Girardin Jean-Louis, PhD: I became aware of differences between Black, White, Latino, and Latina individuals in terms of sleep duration and quality, particularly from 1990 to 1999. At that time, the discussion wasn't focused on disparities per se, but rather on recognizing and understanding these differences. There was consideration as to whether these differences could stem from specific environmental factors or policies that may favor one racial or ethnic group over another. The distinction between disparities and differences was pivotal, as it highlighted the potential connection between observed variations and underlying policies or environmental influences.

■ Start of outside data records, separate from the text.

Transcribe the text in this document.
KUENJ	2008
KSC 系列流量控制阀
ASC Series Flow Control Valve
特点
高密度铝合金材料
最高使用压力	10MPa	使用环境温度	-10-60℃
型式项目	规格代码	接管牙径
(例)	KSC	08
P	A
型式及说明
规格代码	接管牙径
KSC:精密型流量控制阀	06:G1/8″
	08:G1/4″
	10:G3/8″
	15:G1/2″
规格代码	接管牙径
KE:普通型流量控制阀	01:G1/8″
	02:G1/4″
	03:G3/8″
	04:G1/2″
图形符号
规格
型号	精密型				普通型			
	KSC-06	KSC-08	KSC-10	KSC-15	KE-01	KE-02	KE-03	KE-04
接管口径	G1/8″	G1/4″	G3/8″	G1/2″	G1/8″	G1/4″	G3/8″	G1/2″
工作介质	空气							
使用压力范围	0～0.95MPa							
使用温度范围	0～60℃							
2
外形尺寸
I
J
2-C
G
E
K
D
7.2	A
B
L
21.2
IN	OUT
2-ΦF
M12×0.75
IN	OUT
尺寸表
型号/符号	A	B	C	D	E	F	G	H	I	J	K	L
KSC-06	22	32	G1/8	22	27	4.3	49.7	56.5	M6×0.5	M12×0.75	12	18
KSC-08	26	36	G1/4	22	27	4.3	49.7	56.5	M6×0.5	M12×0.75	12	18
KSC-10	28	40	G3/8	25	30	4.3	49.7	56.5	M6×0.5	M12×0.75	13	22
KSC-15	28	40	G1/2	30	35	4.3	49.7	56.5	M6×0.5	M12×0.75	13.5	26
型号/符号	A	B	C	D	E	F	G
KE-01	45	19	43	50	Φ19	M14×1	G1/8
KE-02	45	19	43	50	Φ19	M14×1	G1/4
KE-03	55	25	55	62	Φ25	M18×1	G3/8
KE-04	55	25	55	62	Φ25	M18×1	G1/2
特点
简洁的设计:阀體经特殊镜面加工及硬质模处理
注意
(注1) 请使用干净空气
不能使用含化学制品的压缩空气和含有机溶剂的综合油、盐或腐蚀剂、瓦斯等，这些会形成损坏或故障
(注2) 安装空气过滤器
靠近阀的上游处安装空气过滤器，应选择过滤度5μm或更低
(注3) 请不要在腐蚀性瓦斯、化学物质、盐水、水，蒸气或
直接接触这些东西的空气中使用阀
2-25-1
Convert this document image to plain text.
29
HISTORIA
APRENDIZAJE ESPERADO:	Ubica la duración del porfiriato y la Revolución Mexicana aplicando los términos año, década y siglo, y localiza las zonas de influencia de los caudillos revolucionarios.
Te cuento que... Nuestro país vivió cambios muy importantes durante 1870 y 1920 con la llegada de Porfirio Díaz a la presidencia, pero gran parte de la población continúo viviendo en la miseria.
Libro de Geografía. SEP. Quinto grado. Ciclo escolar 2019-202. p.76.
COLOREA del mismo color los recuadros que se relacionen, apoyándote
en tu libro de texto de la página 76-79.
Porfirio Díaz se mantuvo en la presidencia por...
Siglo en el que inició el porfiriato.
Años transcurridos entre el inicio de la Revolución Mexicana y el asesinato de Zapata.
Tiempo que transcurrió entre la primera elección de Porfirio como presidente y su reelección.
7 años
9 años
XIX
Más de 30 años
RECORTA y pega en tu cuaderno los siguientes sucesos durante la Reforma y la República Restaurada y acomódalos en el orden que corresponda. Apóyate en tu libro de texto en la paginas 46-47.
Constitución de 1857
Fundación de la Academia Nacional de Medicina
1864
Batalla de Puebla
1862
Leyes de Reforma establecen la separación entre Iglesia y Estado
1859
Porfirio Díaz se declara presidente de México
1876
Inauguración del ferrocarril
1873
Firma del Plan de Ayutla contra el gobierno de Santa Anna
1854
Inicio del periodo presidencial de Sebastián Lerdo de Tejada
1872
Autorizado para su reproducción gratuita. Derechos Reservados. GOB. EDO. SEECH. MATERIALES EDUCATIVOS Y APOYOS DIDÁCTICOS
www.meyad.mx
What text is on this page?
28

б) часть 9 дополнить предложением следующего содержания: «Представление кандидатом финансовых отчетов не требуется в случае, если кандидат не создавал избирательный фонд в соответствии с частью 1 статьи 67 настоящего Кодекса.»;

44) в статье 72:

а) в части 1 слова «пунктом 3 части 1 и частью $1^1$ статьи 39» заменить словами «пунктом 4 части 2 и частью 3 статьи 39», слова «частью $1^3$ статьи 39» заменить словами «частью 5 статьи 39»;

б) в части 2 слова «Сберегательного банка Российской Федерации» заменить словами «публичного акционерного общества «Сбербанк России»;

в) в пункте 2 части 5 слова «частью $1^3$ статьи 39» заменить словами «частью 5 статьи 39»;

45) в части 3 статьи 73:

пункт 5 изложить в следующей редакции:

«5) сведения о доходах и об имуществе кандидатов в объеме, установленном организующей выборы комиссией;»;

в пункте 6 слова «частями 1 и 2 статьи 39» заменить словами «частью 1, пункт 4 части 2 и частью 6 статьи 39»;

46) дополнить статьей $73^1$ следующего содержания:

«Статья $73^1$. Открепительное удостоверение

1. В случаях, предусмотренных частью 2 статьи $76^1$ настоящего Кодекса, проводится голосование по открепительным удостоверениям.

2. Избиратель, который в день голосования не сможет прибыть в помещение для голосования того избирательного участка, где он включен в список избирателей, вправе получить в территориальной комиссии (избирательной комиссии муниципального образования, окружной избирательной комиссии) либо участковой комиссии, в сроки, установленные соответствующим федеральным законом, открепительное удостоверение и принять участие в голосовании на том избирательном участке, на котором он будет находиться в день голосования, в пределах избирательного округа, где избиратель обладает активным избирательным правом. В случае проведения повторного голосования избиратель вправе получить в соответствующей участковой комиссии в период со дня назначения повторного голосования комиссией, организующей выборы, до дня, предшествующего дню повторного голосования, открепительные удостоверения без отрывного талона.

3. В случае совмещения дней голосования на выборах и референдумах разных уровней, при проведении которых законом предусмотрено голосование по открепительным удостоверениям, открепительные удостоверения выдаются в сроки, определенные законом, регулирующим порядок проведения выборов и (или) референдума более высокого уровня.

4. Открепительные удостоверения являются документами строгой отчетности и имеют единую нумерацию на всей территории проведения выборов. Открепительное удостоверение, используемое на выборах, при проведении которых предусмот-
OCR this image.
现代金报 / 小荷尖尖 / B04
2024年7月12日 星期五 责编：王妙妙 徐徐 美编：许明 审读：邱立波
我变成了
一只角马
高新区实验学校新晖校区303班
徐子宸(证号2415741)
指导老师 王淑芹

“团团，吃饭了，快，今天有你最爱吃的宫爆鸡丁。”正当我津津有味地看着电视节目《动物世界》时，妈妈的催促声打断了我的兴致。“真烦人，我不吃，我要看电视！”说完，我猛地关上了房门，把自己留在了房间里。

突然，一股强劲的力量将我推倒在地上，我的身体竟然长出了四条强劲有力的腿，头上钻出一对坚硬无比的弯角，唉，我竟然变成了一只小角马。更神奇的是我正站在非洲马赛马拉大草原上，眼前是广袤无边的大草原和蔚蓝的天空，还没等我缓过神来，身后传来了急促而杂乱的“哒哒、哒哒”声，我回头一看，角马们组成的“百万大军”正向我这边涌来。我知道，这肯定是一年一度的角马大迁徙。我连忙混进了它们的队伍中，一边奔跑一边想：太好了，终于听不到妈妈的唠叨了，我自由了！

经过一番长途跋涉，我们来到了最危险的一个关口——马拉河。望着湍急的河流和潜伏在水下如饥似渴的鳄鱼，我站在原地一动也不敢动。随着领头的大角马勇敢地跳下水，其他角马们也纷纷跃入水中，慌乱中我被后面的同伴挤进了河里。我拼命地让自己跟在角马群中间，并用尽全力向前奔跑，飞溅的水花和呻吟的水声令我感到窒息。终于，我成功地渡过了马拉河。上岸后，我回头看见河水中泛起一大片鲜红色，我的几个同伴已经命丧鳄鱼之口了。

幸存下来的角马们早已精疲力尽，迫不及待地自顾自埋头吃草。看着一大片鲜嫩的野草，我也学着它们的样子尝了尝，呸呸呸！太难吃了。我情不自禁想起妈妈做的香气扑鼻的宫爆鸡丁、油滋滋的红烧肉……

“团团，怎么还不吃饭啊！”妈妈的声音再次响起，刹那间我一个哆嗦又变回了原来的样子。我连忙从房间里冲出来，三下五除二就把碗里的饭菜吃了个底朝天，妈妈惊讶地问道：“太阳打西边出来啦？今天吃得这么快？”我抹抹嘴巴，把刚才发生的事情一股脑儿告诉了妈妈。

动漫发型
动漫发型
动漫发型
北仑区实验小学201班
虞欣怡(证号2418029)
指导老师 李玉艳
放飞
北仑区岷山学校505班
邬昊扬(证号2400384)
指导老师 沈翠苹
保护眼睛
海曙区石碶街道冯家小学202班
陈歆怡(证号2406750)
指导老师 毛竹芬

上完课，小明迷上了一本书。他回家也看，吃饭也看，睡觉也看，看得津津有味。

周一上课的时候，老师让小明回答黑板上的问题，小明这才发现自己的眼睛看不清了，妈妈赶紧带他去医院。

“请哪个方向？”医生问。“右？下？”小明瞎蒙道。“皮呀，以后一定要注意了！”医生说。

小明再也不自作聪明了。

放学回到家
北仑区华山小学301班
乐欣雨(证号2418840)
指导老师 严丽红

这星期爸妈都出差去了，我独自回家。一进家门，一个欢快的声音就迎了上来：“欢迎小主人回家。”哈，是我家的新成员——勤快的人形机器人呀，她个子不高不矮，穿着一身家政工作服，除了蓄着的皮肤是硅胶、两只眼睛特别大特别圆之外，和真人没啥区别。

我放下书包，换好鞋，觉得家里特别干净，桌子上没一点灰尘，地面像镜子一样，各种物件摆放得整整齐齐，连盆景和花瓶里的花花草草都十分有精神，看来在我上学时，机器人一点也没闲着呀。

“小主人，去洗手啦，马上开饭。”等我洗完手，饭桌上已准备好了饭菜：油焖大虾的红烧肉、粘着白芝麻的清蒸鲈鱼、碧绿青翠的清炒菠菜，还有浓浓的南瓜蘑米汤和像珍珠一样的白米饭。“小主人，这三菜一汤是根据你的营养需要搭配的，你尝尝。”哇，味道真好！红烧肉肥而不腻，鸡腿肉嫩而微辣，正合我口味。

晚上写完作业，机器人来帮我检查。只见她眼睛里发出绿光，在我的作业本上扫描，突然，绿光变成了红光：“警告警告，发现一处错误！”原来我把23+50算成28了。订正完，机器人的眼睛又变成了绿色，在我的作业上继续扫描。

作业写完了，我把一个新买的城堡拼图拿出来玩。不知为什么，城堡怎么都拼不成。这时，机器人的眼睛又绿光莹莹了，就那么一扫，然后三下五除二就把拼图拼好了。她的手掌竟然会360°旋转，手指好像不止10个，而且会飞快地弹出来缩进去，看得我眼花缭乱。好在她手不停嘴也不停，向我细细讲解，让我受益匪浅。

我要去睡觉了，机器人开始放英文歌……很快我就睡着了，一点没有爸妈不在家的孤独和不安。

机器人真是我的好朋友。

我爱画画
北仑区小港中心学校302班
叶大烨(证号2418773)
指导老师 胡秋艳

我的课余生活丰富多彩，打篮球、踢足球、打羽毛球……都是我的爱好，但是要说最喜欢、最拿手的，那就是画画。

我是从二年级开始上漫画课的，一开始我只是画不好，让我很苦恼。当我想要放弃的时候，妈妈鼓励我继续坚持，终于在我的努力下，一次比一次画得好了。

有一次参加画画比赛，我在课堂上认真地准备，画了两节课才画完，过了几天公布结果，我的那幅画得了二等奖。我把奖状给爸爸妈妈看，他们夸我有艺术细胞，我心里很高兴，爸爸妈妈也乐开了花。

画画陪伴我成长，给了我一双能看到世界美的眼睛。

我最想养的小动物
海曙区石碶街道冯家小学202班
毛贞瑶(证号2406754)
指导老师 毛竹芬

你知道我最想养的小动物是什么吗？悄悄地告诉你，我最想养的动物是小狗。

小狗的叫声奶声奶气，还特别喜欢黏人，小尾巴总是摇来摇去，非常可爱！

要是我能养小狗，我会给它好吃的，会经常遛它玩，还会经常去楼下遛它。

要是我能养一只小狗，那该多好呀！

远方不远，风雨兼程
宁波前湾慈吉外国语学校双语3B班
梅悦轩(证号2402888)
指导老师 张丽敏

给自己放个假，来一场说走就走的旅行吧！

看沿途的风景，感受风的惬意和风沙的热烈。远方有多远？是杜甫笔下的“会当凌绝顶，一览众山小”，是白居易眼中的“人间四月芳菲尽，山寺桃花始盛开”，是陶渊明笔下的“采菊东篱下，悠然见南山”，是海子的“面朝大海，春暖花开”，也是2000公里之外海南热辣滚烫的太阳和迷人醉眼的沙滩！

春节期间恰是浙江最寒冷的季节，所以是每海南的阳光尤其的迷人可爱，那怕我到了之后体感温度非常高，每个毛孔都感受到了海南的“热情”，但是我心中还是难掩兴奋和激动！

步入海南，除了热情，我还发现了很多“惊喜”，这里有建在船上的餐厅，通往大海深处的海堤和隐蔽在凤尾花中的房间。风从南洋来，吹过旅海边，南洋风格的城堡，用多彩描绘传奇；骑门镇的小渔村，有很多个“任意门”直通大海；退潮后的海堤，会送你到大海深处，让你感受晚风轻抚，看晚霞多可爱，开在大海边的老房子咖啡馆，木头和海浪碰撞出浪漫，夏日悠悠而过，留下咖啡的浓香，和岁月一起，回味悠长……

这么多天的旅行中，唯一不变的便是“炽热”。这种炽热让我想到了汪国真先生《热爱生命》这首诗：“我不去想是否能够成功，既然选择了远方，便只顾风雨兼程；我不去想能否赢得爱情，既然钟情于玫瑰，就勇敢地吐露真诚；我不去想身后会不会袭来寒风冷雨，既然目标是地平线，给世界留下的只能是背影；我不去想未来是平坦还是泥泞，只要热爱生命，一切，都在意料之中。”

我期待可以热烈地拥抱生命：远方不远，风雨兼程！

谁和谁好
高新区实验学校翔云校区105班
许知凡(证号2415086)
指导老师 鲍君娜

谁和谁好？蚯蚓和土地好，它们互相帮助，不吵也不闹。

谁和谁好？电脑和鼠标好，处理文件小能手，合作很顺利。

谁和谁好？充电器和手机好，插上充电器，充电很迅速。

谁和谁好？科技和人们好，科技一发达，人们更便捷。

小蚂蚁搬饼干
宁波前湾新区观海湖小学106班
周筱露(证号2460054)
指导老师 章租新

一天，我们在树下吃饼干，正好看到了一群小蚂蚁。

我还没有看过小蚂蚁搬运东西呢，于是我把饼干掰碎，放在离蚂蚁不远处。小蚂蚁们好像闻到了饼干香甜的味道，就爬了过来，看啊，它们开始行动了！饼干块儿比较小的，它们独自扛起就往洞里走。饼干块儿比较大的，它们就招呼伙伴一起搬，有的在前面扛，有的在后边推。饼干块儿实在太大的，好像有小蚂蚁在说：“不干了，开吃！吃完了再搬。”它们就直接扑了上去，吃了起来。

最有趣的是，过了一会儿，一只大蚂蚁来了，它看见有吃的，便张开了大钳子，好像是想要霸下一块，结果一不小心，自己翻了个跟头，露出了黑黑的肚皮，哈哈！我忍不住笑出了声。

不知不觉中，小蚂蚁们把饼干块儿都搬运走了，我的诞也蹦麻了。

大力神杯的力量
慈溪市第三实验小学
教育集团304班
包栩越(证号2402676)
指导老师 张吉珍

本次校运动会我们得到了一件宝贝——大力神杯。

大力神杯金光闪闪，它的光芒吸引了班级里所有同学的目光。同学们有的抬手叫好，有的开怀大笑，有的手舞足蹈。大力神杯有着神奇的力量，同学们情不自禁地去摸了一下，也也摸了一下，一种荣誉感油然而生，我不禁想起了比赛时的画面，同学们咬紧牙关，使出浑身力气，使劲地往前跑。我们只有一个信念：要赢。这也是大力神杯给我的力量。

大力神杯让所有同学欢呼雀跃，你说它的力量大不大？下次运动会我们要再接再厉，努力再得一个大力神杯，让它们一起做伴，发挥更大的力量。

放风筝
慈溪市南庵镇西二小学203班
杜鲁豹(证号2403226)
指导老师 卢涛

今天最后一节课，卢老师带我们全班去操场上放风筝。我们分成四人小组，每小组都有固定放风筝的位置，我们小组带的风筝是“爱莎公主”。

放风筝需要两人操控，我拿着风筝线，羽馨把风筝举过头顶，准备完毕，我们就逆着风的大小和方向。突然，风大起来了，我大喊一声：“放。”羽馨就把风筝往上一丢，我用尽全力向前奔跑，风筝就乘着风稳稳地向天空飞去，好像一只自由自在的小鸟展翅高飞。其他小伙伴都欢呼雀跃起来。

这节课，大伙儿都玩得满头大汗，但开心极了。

Initially, my observations were centered on these differences in sleep patterns, but over time, it became evident that similar disparities existed in other health domains, including blood pressure, HIV, cancer, diabetes, and heart disease. Additionally, variations in sleep and circadian rhythms also emerged as areas of concern. Consequently, the concept of sleep equity gained prominence, leading to the development of a dedicated field aimed at addressing these disparities.

This realization had a profound impact beyond my career choices. It prompted a broader commitment to addressing health disparities by not only pursuing research in this area but also by providing training opportunities for others interested in health equity. By empowering individuals to become health disparities researchers, we aim to contribute to a more equitable healthcare landscape and foster meaningful change in addressing disparities across various health conditions and domains.